Researchers used whole-genome sequencing to determine if drug-resistant bacteria are transmitted from animals to humans in two disease outbreaks that occurred on different farms in Denmark. Drug resistant bacterial infections are a serious public health issue that can have fatal consequences. MRSA can lead to debilitating skin and soft tissue infections, bacteremia, pneumonia and endocarditis.
The authors claim their findings show the MRSA strains studied were capable of animal-to-human transmission, which shows compelling evidence of livestock as a potential reservoir of antibiotic-resistant bacteria.

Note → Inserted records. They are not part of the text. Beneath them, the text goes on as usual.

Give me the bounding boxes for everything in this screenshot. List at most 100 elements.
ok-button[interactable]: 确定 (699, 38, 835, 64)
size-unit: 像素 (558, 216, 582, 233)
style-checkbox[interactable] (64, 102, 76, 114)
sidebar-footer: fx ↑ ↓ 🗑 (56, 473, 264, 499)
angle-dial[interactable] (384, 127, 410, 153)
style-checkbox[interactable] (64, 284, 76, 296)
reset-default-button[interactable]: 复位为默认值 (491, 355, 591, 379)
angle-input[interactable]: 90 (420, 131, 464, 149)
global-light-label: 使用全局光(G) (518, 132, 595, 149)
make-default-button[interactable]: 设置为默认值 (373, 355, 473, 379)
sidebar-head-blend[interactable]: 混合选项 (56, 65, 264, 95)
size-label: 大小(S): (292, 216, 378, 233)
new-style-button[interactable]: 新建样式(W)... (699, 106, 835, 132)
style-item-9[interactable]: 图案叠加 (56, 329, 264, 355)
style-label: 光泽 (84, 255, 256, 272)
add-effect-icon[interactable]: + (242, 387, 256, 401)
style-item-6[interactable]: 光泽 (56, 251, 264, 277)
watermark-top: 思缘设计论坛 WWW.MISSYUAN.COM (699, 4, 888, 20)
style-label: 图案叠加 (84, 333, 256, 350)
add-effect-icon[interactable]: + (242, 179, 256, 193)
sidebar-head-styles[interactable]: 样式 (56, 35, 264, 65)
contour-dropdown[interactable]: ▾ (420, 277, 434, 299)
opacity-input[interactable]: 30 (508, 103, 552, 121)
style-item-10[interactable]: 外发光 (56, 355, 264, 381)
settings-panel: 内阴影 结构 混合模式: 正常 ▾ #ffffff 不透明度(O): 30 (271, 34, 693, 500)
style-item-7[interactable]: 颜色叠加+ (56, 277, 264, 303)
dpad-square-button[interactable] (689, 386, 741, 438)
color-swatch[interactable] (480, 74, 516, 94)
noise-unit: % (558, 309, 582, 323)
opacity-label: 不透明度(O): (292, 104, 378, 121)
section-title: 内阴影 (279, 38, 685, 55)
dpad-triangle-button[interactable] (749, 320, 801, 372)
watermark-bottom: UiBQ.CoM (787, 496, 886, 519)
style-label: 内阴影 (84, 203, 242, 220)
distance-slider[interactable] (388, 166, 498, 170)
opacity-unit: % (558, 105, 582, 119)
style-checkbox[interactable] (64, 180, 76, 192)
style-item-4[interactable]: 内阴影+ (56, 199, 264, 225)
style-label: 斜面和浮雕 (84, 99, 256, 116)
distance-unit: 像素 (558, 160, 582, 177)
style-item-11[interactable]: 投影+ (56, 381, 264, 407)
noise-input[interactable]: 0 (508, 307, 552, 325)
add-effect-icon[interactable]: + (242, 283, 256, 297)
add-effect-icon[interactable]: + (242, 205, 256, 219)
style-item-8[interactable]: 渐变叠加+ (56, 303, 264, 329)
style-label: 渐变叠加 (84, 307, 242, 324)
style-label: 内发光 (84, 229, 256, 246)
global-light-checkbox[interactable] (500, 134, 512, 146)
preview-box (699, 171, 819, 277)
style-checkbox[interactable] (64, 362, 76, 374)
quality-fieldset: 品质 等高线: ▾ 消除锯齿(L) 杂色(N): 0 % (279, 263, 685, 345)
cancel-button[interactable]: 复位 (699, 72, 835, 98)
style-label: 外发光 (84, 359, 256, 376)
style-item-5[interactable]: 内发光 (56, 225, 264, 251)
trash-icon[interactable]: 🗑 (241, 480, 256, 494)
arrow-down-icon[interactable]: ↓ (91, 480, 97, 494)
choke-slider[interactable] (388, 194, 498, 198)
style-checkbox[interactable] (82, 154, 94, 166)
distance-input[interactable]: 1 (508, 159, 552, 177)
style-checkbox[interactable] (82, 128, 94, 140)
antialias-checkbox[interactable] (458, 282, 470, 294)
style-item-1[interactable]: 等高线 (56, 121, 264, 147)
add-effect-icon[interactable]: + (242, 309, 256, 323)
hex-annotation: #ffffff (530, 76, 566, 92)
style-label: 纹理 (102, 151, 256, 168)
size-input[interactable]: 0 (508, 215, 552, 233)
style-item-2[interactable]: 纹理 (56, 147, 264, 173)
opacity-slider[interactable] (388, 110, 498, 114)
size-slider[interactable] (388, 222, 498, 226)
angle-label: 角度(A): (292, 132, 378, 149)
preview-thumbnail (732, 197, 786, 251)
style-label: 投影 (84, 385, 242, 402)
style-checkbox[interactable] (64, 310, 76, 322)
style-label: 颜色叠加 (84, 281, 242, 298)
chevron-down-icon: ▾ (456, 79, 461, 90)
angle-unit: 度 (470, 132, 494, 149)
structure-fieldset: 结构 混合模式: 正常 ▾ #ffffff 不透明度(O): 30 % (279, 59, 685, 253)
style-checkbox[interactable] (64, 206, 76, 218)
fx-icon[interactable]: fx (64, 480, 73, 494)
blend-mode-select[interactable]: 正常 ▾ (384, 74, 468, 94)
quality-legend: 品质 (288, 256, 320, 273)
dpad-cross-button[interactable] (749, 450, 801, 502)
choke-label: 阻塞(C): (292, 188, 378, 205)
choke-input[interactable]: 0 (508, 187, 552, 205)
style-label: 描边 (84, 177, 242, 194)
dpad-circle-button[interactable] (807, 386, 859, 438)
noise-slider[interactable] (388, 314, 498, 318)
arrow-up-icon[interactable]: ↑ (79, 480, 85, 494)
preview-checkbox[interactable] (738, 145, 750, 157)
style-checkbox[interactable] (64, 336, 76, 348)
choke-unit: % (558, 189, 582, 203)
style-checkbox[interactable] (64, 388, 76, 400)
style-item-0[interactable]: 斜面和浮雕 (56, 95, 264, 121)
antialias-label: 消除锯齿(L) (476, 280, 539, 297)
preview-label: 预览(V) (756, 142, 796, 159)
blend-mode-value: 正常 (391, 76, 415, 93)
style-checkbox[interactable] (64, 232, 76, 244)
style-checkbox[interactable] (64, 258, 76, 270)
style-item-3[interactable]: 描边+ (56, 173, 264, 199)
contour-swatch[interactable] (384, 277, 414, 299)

"We used whole genome sequencing to see if we could determine if the two disease outbreaks were caused by the same bacterium and to investigate if the pathogens were transmitted from animal to humans or the other way around," Mark Holmes, from the Univ. of Cambridge and the senior author on the paper, said in a statement. "At first glance, it seems reasonable to expect the same pathogen to be the source of the two outbreaks at the two geographically close locations. By looking at the single differences in nucleotides or SNPs in the DNA sequences of each isolate, it became obvious that two different strains of bacteria were responsible for the two disease outbreaks. In one case, the results also clearly showed that the most likely direction of transmission was from animal to human."
The findings were published in the March issue of EMBO Molecular Medicine.